せいぜいその格好でも、見えるのは自分の股くらいだ。
新の謎は深まるばかりであった。
「暇って……。イデュアと話せば?」
「寝かしつけた。最近、悪夢にうなされているようでな……」
「ふぅん。ところでさ、俺はベルに用があって来たんだけど――」
「ダメだ、我の話相手になれ。もう暇で暇で……」
新には魔王の気持ちが痛いほどわかった。
時間があるのはいいことかもしれない。
しかし、その時間全てを『暇』の一言でまとめられてしまう恐怖も同時に迫ってくるのだ。
その恐ろしさたるや壮絶。
「ゲームとかスマホでもありゃいいのにな。それか、話し相手になる他の魔物とか――」
「お、今日は小娘もいるのか。ならアラタは去れ。ベルと話してこい」
なんだこの魔王は。
こんなに自由奔放だったっけ……。
魔王に呼ばれ、緊張気味にレイが前へ出た。
「僕がここに初めて来た時は寝てたもんね。えっと、シュベールちゃん」
「我を『ちゃん』で呼ぶとは……。まぁよい、我の話を聞いてくれるならどうだって」
レイとシュベールの会話が始まってしまった。
話したがりの魔王が国王の拾い子にマシンガントークを浴びせている。
新は二人から少し離れ、本題に入ることにした。
「ベルー!」
名前を呼ぶと部屋の奥から姿を見せたベル。
彼はエプロンを着用して台所に立っていたが、すぐにこちらへやってくる。
「何かご用でしょうか」
ベルはエプロンを脱ぎ、床につけることなく手元で畳むとそのまま用を聞いた。
新はその身のこなしに感動しながらもマユからのおつかいについて相談を始める。
「マユがさ、魔法の研究のためにスライムが必要なんだって。日本だとスライム状の魔物はメジャーで、こっちの世界にもいるかなって」
「えぇ、ありますね」
「マジ!? それ貰えないかな?」
新は危惧していたことがあった。
マユがどう思っているかはわからないが、新はスライムを立派な生物であると思っている。

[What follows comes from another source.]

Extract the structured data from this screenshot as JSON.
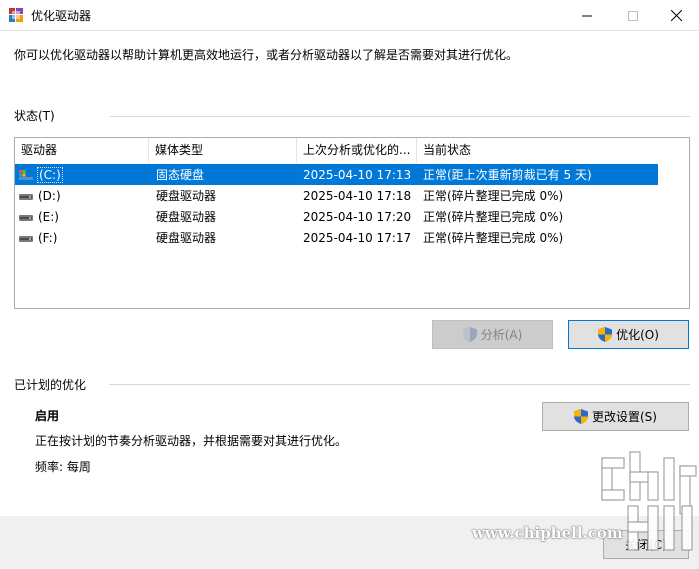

実験台に使用するというのはマウス実験のようなもので、つまりはスライムの命を削り取る行為だ。
それで新の心が痛むわけではないが、同じ魔物という立場であるベルからすると人間に搾取される不快感を抱いてしまうかもしれなかった。
だが、そんな心配は不要のようだ。
「いいですよ。今から連れてきましょうか?」
あっさりと快諾され、どこかスライムがかわいそうになってくる。
「だ、大丈夫なのか? 虐殺に不満を持ったスライムたちが魔王の統治体制を転覆させようと反乱を起こしたりとか……」
「ないですね。スライムたちは知性を持たず、反射的に行動するだけなので。正直、自分が生きていることを自覚しているのかさえ……」
スライムには顔なんてない。
日本人のイメージするモンスターとしてのスライムにはかわいらしい顔がついているが、本物はただのゼリー状の塊だ。

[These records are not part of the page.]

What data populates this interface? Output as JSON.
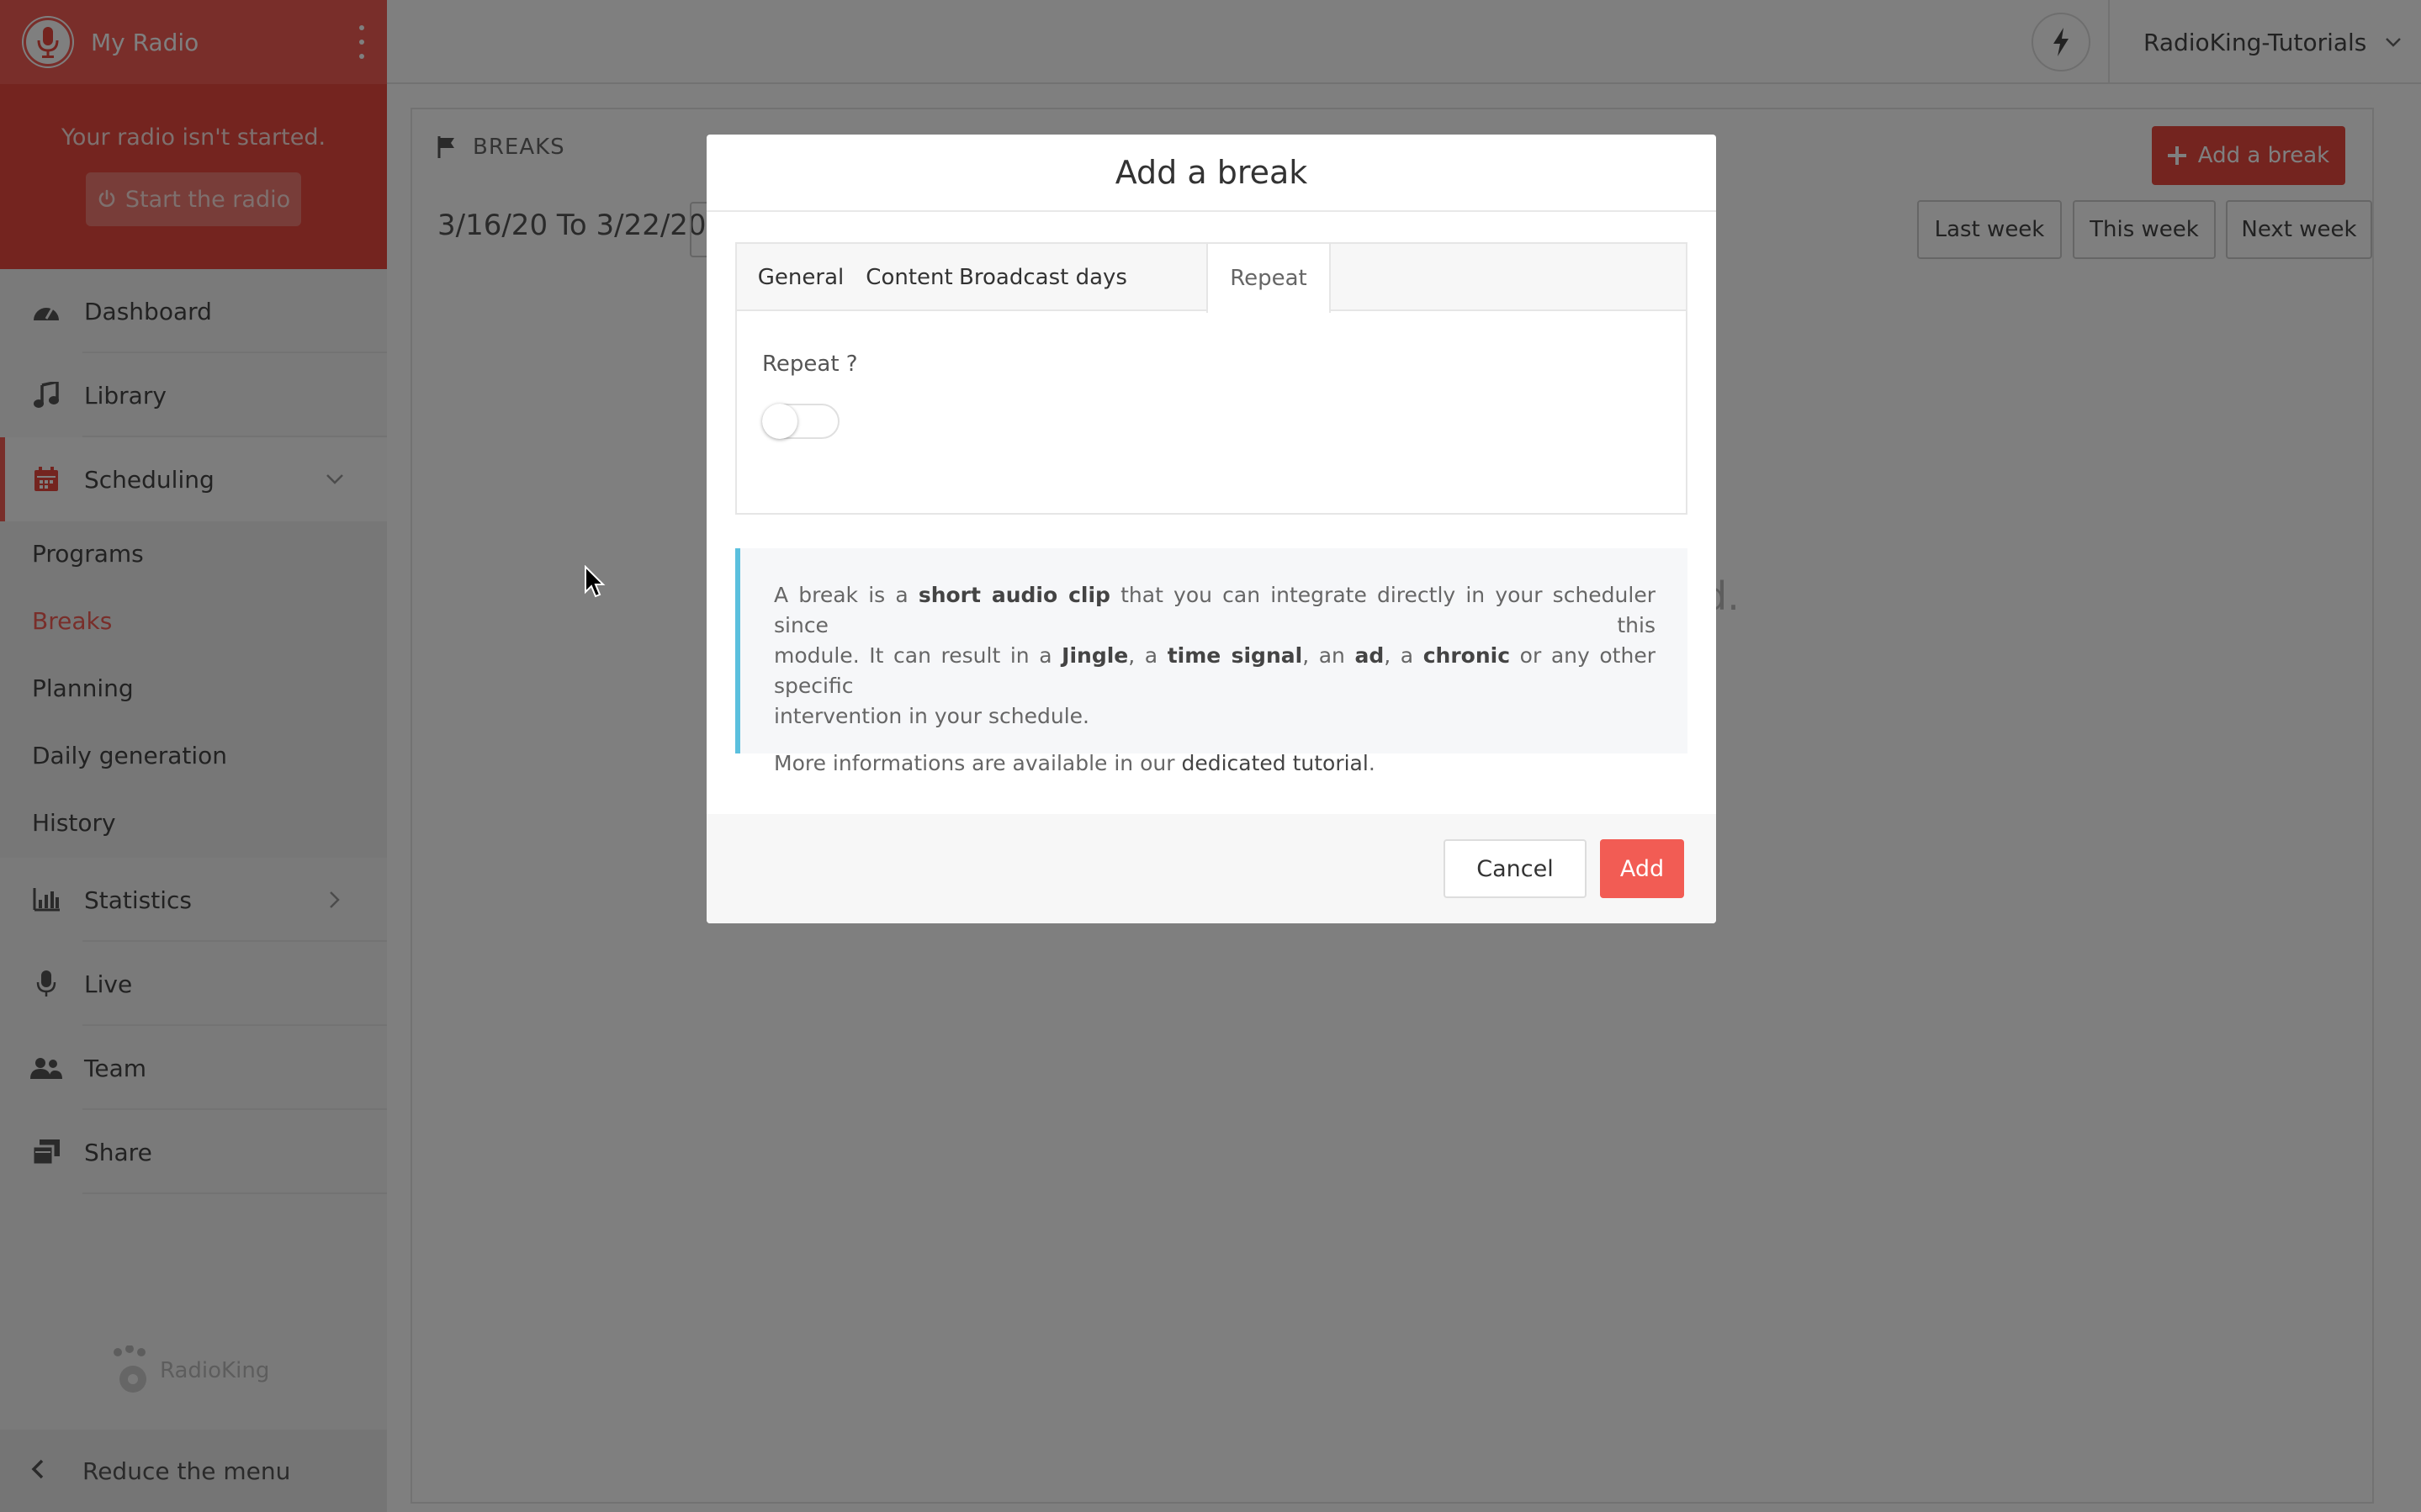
{
  "sidebar": {
    "brand_name": "My Radio",
    "radio_status": "Your radio isn't started.",
    "start_button": "Start the radio",
    "nav": {
      "dashboard": "Dashboard",
      "library": "Library",
      "scheduling": "Scheduling",
      "statistics": "Statistics",
      "live": "Live",
      "team": "Team",
      "share": "Share"
    },
    "scheduling_sub": [
      "Programs",
      "Breaks",
      "Planning",
      "Daily generation",
      "History"
    ],
    "footer_logo_text": "RadioKing",
    "reduce_menu": "Reduce the menu"
  },
  "topbar": {
    "account_name": "RadioKing-Tutorials"
  },
  "main": {
    "breadcrumb": "BREAKS",
    "add_break_button": "Add a break",
    "date_range": "3/16/20 To 3/22/20",
    "week_buttons": [
      "Last week",
      "This week",
      "Next week"
    ],
    "empty_fragment": "d."
  },
  "modal": {
    "title": "Add a break",
    "tabs": [
      "General",
      "Content",
      "Broadcast days",
      "Repeat"
    ],
    "active_tab": "Repeat",
    "repeat_label": "Repeat ?",
    "repeat_enabled": false,
    "info": {
      "line1_a": "A break is a ",
      "line1_b": "short audio clip",
      "line1_c": " that you can integrate directly in your scheduler since this",
      "line2_a": "module. It can result in a ",
      "line2_b": "Jingle",
      "line2_c": ", a ",
      "line2_d": "time signal",
      "line2_e": ", an ",
      "line2_f": "ad",
      "line2_g": ", a ",
      "line2_h": "chronic",
      "line2_i": " or any other specific",
      "line3": "intervention in your schedule.",
      "more_prefix": "More informations are available in our ",
      "more_link": "dedicated tutorial",
      "more_suffix": "."
    },
    "cancel_button": "Cancel",
    "add_button": "Add"
  },
  "colors": {
    "brand": "#f25c54",
    "brand_dark": "#e8483f",
    "info_accent": "#5bc0de"
  }
}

その体には筋肉も臓器も存在せず、ただただ揺れるだけの生き物。
「それどうやって生きてんの……」
「スライムは水分と魔力の集合体ですから、魔力を他の生物から吸収することで生命活動を維持しています。でも、吸収をしたとて動きが活発になるくらいしか反応してくれませんね」
動きを活発に――。
それはイキイキと生活したりとか、そういう文化的なものを指しているのではない。
「つまり、ただ揺れが大きくなるだけですね。それに伴って移動速度も早くなりますが……」
スライムがちょっと元気になるだけであった。
特に他の変化はない。
「待て待て! 魔力を吸うって大丈夫なのか!? 体が溶けて死ぬとか――」
「そんな物騒なものじゃないですよ。吸う量がごく僅かなので、赤ん坊でもない限りは魔力不足の衰弱死はしません。スライムが大きすぎると飲み込まれた時に溺死するかもしれないので、それだけ気をつけていただければ安全です」
とんでもなく人畜無害な魔物だ。
危害を加えないのにザコモンスターの象徴にされてさぞ悲しかろう。
「……じゃあなるべく小さめのスライムを何個か。お願いします」
「承りました。少々お待ちくださいね」
飲食店のようなやり取りでマユへのおつかいが終了する。
ベルが向かったのは森のとても深く。
形式上はサリア王国の領土となっているが、実際は人型の魔族がひっそりと社会を構築して暮らす場所と化していた。
皇女誘拐騒動のせいで世間は魔物を敵視しているが、まだ大きな害を与えていない生物を駆逐するのは非人道的だとして相互不干渉で止まっている。
侵入すれば殺されるかもしれないと、いつしか森の奥には誰も進まなくなっていた。
政府も魔王を賞金首とはしたが、他の魔物には一切関与せず。
人類にとってはタブーな場所。
それこそがこの森の深層である。